Centennial this month finished construction, started in 2016, of a 432-strand fiber network that winds through every neighborhood in this city, setting up the capability for residents and businesses to get 1 gigabit per second up and down speeds at their homes and offices.
The three-loop network, dubbed FiberWorks, is already proving a boost to Isaac Herman, who owns a video game production company and works out of his Centennial home in the Willow Creek neighborhood. Herman was one of the early adopters of the new broadband service, which for now is available on a limited basis in the city.
“We do a lot of file transfers,” said Herman, whose gigabit service went live in September and replaced service he had been getting from Comcast. “The video calls (with employees and clients) are a lot better than before.”
Centennial’s foray into this arena is the latest evolution of broadband deployment in a state that has, with remarkable consistency, embraced the idea of giving local governments a role in delivering high-speed Internet. That includes eight more communities — including Aurora, Wheat Ridge, Florence and Erie — that voted earlier this month to opt out of a 2005 state law that bars municipalities from providing Internet service.
There are now 101 Colorado cities and towns, as well as dozens of counties, that have cast off the mandates of Senate Bill 152, according to the Colorado Municipal League. The residents of Centennial lifted the state restriction in 2013.
“What the continued momentum of very successful SB 152 opt-out ballot initiatives demonstrates is how critical access to high-speed, affordable broadband is for every citizen in the state,” said Tony Neal-Graves, executive director of the Colorado Broadband Office. “The question is no longer if we should do it but how.”
The “how” is critical because getting into the broadband game is no cheap or easy matter.
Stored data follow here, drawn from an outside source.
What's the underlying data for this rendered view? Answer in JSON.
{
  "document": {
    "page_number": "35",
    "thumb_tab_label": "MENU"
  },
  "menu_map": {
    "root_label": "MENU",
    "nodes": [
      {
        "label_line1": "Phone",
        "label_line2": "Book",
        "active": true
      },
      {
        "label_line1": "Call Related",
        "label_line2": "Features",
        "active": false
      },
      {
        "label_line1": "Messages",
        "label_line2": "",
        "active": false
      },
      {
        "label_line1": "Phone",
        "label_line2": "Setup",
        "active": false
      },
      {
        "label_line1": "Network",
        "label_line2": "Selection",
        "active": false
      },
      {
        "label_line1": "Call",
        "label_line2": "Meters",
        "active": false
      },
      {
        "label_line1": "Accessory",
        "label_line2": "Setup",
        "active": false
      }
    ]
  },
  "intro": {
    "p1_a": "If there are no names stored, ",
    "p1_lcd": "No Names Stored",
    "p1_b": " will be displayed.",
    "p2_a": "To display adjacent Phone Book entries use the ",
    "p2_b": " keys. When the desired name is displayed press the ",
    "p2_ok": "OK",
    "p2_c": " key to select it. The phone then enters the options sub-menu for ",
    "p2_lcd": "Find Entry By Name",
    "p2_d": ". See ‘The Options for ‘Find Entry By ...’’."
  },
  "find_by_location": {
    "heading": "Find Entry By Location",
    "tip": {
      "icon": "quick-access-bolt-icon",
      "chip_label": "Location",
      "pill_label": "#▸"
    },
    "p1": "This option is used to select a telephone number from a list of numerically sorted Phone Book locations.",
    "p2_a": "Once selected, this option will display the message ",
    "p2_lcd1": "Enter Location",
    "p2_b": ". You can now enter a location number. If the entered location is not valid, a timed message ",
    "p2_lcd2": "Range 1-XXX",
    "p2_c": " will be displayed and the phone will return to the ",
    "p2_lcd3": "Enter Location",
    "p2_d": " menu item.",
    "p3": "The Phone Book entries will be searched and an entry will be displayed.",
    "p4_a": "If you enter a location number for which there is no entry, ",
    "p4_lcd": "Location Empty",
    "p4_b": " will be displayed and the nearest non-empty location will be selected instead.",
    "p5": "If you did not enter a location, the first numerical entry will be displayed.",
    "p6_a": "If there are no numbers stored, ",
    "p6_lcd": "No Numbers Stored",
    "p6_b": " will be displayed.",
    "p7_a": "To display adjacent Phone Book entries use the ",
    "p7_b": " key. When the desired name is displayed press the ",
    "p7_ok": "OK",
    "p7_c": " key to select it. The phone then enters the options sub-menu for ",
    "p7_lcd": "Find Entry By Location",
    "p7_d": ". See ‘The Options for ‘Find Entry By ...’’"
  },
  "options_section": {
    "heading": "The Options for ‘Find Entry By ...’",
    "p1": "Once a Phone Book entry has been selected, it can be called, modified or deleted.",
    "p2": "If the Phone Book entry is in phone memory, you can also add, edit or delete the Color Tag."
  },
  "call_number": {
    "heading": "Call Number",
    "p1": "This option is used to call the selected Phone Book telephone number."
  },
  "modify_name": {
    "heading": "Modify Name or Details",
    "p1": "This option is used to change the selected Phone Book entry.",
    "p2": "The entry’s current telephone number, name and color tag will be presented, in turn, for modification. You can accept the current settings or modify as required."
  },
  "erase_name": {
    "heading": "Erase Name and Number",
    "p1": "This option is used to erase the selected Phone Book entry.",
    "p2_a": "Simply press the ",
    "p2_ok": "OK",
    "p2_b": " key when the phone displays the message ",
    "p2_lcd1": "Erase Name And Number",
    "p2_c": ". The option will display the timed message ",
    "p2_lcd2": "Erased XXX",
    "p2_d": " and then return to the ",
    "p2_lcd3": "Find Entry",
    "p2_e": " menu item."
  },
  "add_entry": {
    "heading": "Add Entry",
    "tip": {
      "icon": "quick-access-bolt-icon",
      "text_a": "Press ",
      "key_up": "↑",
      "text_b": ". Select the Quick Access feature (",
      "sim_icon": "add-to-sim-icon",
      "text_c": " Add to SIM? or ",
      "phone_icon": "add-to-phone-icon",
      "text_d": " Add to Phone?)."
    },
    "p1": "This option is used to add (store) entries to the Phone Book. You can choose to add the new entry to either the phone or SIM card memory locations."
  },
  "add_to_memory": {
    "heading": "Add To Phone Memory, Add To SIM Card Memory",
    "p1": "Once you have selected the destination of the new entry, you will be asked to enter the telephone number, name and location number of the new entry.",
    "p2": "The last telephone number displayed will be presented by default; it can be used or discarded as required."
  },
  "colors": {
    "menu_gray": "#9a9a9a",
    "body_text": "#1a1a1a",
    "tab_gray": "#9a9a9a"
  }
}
For the majority of cities and towns that have opted out of SB 152 over the last decade, the expense of launching a municipal network, coupled with sometimes challenging topography and dispersed populations, has made the venture a tall order.
“What is clear to me is that there are multiple approaches to address the need for broadband access,” Neal-Graves said. “In particular, municipalities need to determine what makes the most sense for their community based on criteria such as size of the community, access to capital and technical expertise.”
That could mean a full-service approach or partnering with the private sector, said Tim Scott, Centennial’s director of fiber infrastructure. Unlike Longmont, which is using its electric utility to build out and manage its NextLight municipal broadband Internet service, Scott said Centennial has no interest in being an Internet service provider.
The city has simply laid down the raw fiber loop from which private Internet providers can lease bandwidth to service customers, he said. That dissipates the risk for the city should the broadband service prove a tough sell.
“We’re not at all dependent on how successful a new entrant (Internet service provider) is,” Scott said. “They still have to go door to door and sell the service.”
That’s a challenge Canadian company Ting is willing to take on. The Internet service provider signed a 20-year non-exclusive lease with Centennial to provide what it calls “crazy-fast fiber Internet” to residents and businesses. It charges $89 a month for its gigabit service.
“We have seen extremely strong demand in the neighborhoods where service is available or being built,” said Monica Webb, Ting’s director of market development and government affairs. “We intend to build this out to the entire city.”
Webb admits that might take a couple of years, given the capital and effort involved in making the last-mile connections from Centennial’s fiber backbone to each individual address in the city. She said the company doesn’t have an official completion deadline but expects to have 30 to 40 percent of its network built in the city by the end of next year.
Though a gigabit-per-second upload and download speed is far more than the average household needs today, Webb said with the increasing number of connected devices people have in their homes and the way Internet of things technology is integrating online controls into more everyday systems — like thermostats, security networks and kitchen appliances — data demand will only continue rising.
Last month the city signed a fiber lease agreement with another company, Avata Networks, to provide service to Centennial’s central business district.
That company said it expects to start construction of its connections off the city’s $5.7 million data backbone in the spring.
Ken Lucas, a Centennial city council member who serves as chair of the city’s fiber commission, said the 432 strands in Centennial’s network give the city plenty of bandwidth capacity for years to come. That could prove invaluable to the development of Centennial as a “smart city,” where technologically linked systems like street lights, autonomous shuttles and high-density Wi-Fi work in concert to enhance mobility and an environmental sustainable lifestyle.
Guaranteed speedy Internet could also position Centennial nicely from a business competition standpoint, Lucas said.
“It puts us in a place where with all of these technologies coming out — autonomous vehicles and smart city applications — where we can take advantage of all these technologies moving forward,” he said.